As I was leaning against my kitchen counter this morning, taking a sip of my half-caff coffee (I didn’t have enough decaf and didn’t want the grinder to wake the baby), I took a look at the alphabet magnets on the fridge and had a realization that hit me like a, well, a refrigerator.
My God, I’m an adult.
Granted, this realization involved a fact of which I am plainly aware; I had just forgotten it for a few moments. This happens quite a bit, actually. Usually it’s when I’m running around the apartment after a shower, trying to find my pants, that I walk in and realize there is a baby taking a nap in the living room. A baby…who was created as a result of being married to my husband.
When the hell did that happen? (Okay, obviously, I know when that happened. If you’re not trying to be a jerk, you’ll get my drift.) Wasn’t it, like, yesterday that I was staring longingly at the yuppy/hippie (I call them yippies) men in the student union, positive that I was going to die alone and unhappy? Or with someone and terribly bored? Or as a direct result of eating the campus Taco Bell?
Let me stop where I am before I really piss off some people: I do not believe that being married and having a kid are the main criteria used to determine someone’s status as an adult. That just happens to be how my adulthood has taken form. I know that there are plenty of single people without kids out there who are more adult than I am.
Anyway, when I have these “epiphanies of the obvious,” something that always pops up in my head are little chunks of wisdom I wish I could give to a younger Lauren. Don’t get me wrong; I’m happy with where I am now, but had I known a few of these things, I may not have been so stressed out.
I would love to go back in time and say:
On high-school crap:
Hey. You’re not Molly Ringwald. Your high school stuff does not have enough importance to warrant a full-length movie. Only a very small percentage of your high school problems are actually going to matter in the future, and that percentage probably doesn’t have much to do with high school.
On not drinking alcohol:
Keep it up. A few years from now, you’re going to be very proud of yourself for never having to lie on your stomach in a pool of cornfield-water while hiding from the cops.
On the ever-stressful issue of college theatre:
Hmm. Guess what? You’re attending college in a very small university town. The fact that you didn’t get cast does not mean that you are the world’s worst actor. Now, in a few years, you may notice your ego inflating.
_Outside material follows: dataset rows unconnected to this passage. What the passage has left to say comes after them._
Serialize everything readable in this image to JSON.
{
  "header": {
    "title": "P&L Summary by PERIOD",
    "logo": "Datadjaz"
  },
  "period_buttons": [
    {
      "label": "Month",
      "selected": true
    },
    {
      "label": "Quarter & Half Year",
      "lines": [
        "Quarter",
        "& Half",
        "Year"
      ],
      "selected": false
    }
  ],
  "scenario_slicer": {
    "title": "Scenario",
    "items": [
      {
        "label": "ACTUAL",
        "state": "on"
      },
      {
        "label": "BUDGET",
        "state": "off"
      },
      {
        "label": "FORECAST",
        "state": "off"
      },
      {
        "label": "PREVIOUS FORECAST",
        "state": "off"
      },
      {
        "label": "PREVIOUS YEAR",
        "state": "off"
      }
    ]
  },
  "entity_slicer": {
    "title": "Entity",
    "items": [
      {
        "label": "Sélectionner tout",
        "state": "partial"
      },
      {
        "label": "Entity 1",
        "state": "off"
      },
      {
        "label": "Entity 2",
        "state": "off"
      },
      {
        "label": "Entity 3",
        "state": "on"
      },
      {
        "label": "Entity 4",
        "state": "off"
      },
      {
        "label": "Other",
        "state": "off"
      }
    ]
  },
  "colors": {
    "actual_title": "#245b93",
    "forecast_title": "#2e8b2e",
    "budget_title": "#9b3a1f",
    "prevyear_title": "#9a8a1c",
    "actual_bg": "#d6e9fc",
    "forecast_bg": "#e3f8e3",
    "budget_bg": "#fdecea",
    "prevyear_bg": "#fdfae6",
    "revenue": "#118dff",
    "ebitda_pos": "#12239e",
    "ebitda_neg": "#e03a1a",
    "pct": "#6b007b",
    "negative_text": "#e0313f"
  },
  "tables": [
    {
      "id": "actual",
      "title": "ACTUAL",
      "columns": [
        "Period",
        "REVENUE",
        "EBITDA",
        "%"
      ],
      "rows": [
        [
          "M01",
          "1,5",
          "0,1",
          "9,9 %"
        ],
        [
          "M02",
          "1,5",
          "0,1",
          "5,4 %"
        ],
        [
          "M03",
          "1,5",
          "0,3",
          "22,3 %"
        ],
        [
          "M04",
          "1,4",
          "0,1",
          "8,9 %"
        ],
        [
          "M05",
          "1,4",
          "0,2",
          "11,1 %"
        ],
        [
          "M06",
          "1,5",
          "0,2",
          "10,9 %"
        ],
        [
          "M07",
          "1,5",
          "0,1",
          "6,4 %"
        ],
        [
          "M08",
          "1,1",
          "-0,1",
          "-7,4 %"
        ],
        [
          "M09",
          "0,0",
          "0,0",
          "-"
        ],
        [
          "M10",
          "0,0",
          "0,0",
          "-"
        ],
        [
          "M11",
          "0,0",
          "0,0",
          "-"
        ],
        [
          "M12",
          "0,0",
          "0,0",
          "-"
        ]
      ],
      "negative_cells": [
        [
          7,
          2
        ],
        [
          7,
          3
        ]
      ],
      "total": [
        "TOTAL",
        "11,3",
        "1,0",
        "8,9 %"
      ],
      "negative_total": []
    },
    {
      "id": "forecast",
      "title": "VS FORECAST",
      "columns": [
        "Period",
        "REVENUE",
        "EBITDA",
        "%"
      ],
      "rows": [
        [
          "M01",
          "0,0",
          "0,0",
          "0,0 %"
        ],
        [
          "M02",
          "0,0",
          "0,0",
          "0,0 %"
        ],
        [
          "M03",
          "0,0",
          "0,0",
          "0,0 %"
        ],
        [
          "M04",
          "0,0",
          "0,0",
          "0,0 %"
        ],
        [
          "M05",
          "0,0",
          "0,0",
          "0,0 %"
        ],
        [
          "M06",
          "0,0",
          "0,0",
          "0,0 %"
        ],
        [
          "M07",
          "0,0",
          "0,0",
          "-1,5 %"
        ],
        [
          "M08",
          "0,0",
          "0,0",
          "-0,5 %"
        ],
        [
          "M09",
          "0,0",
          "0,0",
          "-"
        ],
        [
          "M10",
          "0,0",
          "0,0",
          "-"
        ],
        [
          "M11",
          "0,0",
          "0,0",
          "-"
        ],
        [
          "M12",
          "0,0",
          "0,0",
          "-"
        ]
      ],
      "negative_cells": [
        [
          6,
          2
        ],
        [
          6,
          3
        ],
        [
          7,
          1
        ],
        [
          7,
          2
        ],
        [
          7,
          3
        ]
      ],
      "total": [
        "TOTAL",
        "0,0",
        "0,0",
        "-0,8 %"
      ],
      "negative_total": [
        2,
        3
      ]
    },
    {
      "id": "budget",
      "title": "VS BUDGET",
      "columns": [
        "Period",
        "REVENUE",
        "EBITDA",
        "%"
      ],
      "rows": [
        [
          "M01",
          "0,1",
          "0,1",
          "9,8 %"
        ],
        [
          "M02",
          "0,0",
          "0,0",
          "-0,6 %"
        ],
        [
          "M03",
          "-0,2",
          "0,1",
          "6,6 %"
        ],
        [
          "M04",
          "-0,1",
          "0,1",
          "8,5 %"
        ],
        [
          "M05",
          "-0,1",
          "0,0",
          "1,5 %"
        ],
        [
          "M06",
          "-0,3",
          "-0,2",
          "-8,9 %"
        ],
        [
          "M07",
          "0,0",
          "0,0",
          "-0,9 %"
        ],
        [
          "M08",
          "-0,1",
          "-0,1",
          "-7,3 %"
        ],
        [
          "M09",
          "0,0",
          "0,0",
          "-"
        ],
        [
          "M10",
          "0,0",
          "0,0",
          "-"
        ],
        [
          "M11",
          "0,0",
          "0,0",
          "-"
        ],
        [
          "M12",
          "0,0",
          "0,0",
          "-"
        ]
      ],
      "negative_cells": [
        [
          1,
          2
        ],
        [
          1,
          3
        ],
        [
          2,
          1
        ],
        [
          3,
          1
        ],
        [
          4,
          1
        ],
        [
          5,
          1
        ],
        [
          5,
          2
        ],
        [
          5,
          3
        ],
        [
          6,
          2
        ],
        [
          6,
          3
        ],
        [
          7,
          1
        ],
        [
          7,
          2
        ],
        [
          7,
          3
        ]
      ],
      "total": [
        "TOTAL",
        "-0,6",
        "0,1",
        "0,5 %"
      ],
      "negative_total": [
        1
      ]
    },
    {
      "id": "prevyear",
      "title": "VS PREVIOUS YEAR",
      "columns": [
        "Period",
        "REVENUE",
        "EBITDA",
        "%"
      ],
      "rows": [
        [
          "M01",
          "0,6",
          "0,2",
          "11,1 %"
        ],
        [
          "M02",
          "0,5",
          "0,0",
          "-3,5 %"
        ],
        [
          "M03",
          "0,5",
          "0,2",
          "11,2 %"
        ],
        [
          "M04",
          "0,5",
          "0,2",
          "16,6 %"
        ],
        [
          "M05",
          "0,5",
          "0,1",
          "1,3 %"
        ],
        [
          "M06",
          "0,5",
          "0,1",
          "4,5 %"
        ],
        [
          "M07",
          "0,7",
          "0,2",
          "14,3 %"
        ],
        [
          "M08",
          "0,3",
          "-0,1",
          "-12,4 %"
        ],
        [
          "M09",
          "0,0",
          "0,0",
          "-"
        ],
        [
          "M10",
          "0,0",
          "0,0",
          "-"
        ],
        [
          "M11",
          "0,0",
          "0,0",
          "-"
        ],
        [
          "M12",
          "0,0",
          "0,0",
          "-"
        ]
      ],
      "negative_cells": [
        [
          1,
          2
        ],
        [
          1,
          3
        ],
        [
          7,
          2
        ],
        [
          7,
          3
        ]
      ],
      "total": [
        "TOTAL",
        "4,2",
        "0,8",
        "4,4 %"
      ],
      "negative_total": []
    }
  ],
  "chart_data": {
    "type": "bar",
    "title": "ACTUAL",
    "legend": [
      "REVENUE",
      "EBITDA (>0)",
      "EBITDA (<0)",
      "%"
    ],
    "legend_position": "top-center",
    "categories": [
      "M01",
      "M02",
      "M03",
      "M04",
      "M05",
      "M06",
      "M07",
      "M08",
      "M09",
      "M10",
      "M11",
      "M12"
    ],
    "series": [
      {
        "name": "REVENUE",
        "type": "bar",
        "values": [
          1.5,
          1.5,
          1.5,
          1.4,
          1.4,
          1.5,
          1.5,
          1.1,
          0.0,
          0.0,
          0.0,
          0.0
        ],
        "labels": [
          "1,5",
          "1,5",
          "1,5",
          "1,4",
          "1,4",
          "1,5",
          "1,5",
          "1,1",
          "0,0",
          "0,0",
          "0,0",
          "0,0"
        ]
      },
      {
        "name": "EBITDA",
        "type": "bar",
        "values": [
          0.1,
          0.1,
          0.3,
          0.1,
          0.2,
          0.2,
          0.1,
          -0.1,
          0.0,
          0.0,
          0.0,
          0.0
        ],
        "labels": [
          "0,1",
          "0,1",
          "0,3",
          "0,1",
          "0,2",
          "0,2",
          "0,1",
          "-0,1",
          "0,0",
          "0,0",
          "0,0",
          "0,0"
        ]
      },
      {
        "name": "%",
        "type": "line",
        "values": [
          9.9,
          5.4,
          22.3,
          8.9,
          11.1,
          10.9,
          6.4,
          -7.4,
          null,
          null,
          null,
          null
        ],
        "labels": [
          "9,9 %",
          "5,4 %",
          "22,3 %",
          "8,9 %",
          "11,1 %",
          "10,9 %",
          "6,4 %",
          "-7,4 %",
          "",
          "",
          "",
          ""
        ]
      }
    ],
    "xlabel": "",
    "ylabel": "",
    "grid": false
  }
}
Let’s also remember that, for the same reason, getting cast in a bunch of shows does not mean you are the world’s best actor, either. Nobody likes an obnoxiously pompous Theatre major.
On the inevitable occurrences of emotional angst:
Yeah, I know you’d rather grab some Mint Chocolate Chip and watch the Princess Bride, but you should really start on that paper. No, seriously, Past Lauren, you should start on it now.
As I said, this whole “realization” thing is something that happens quite a bit, so I’m always thinking of new things to tell my younger, less emotionally mature self. Not that I’m the world’s most emotionally mature woman, but I’d say I’ve definitely obtained some wisdom. Either way, I’m sure there will be more Advice for my Younger Self in the future.
Speaking of realizations…I’m off to work on the budget.